Pero el que reaccionemos o no va a depender de otras circunstancias de la vida muy complejas que incluyen desde el ambiente en el que vivimos, al tipo de cultura que tenemos, las escuelas a las que vamos y los maestros que tenemos, la familia y los padres que nos han tocado, los amigos que hacemos…. Cómo sintamos el odio o no, la vergüenza o no... vienen determinadas por la cultura y las influencias que vivamos.
—La envidia del que se sienta a tu lado... ¿puede ser buena, como se dice algunas veces, o siempre es negativa?
—Para empezar, no todo el mundo es igual de propenso a envidiar al vecino. Depende. Y desear lo que tienen los demás es algo natural y a veces, hasta sano. Es más, si te alegras de que el otro tenga ciertos beneficios, eso es lo que llamamos sana envidia, o envidia benigna, que solemos decir. En cambio la envidia maligna, la verdadera, la que nos hace sufrir y nos quema por dentro, no resulta de desear lo que tiene el prójimo. Es el deseo de que el otro, el envidiado, no tenga lo que tiene, de que no sea verdad que lo tenga, de que no sea cierto su éxito o no sea tanta como parece su riqueza o aquello en lo que le va bien la vida. Esa envidia funciona además como un espejo, donde el envidioso ve reflejadas sus propias incompetencias y frustraciones. Precisamente por eso la envidia de verdad casi nunca se declara.
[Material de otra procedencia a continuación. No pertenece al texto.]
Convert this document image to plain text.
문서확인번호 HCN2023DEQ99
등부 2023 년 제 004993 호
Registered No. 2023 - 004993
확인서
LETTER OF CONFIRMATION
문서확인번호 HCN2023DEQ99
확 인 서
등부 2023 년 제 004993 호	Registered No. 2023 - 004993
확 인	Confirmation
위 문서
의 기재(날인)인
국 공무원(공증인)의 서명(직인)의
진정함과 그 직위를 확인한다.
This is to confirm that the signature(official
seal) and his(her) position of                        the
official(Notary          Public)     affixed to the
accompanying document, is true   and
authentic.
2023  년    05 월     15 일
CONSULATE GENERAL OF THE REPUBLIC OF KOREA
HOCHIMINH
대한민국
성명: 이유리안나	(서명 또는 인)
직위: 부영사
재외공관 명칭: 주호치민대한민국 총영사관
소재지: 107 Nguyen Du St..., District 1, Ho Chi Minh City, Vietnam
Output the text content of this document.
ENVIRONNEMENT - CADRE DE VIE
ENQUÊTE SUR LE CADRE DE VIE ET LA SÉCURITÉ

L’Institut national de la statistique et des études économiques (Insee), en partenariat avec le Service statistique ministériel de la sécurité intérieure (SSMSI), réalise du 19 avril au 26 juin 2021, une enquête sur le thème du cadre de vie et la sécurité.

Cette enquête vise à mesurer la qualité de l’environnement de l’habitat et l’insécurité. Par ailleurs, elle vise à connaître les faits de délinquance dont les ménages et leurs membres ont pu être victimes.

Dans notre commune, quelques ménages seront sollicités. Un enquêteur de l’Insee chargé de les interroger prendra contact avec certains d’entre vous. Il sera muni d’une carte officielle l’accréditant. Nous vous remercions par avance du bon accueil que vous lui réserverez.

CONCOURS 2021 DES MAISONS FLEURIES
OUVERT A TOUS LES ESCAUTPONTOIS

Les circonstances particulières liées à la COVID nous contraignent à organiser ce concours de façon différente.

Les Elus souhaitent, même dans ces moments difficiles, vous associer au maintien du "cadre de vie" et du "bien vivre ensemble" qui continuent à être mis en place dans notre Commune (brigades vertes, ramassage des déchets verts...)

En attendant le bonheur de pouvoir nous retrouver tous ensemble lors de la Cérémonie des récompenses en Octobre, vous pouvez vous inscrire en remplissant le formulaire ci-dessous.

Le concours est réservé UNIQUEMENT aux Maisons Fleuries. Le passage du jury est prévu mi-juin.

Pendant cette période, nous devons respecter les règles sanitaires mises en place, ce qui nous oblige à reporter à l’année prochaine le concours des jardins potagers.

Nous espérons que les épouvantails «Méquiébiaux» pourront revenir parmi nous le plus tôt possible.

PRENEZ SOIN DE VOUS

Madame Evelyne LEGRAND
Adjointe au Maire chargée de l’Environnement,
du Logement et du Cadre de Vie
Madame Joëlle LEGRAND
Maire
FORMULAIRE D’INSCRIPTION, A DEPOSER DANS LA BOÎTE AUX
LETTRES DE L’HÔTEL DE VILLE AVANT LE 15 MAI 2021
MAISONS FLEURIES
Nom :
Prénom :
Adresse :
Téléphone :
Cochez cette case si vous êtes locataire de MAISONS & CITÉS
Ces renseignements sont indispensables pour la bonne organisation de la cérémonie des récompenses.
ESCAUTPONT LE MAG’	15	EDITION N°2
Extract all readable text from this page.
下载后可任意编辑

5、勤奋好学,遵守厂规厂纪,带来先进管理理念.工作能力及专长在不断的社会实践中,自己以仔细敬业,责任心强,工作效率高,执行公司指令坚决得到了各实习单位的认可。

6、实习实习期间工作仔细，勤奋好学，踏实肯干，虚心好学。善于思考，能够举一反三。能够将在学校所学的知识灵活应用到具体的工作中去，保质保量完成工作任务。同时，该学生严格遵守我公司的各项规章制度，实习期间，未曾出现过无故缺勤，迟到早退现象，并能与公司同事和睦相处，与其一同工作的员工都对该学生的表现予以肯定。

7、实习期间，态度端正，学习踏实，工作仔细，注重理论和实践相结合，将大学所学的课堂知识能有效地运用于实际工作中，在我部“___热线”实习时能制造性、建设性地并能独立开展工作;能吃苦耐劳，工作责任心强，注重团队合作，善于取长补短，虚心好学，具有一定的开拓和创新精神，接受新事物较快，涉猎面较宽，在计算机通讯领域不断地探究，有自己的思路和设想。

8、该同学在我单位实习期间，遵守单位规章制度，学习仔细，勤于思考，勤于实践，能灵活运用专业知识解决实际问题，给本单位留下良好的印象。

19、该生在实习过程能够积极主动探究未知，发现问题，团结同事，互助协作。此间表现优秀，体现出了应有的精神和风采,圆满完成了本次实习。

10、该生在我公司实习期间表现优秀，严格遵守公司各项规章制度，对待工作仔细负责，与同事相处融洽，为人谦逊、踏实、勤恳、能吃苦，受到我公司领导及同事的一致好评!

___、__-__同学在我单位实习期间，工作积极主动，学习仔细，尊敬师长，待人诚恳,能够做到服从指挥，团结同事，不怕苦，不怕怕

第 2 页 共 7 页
Esa envidia se lleva por dentro, en silencio.
—¿Se envidia generalmente más al que se tiene cerca?
—Sí, la proximidad puede ser un factor altamente potenciador de la envidia. Se ha dicho, no sin falta de razón, que la envidia del amigo pueda ser peor que el odio del enemigo. Al ínclito parlamentario y primer ministro británico Winston Churchill se le atribuye una frase lapidaria muy relevante, que viene al caso, y que dice así: «En la vida hay amigos, conocidos, adversarios, enemigos... y compañeros de partido».
—La envidia... ¿es parte de la idiosincrasia española?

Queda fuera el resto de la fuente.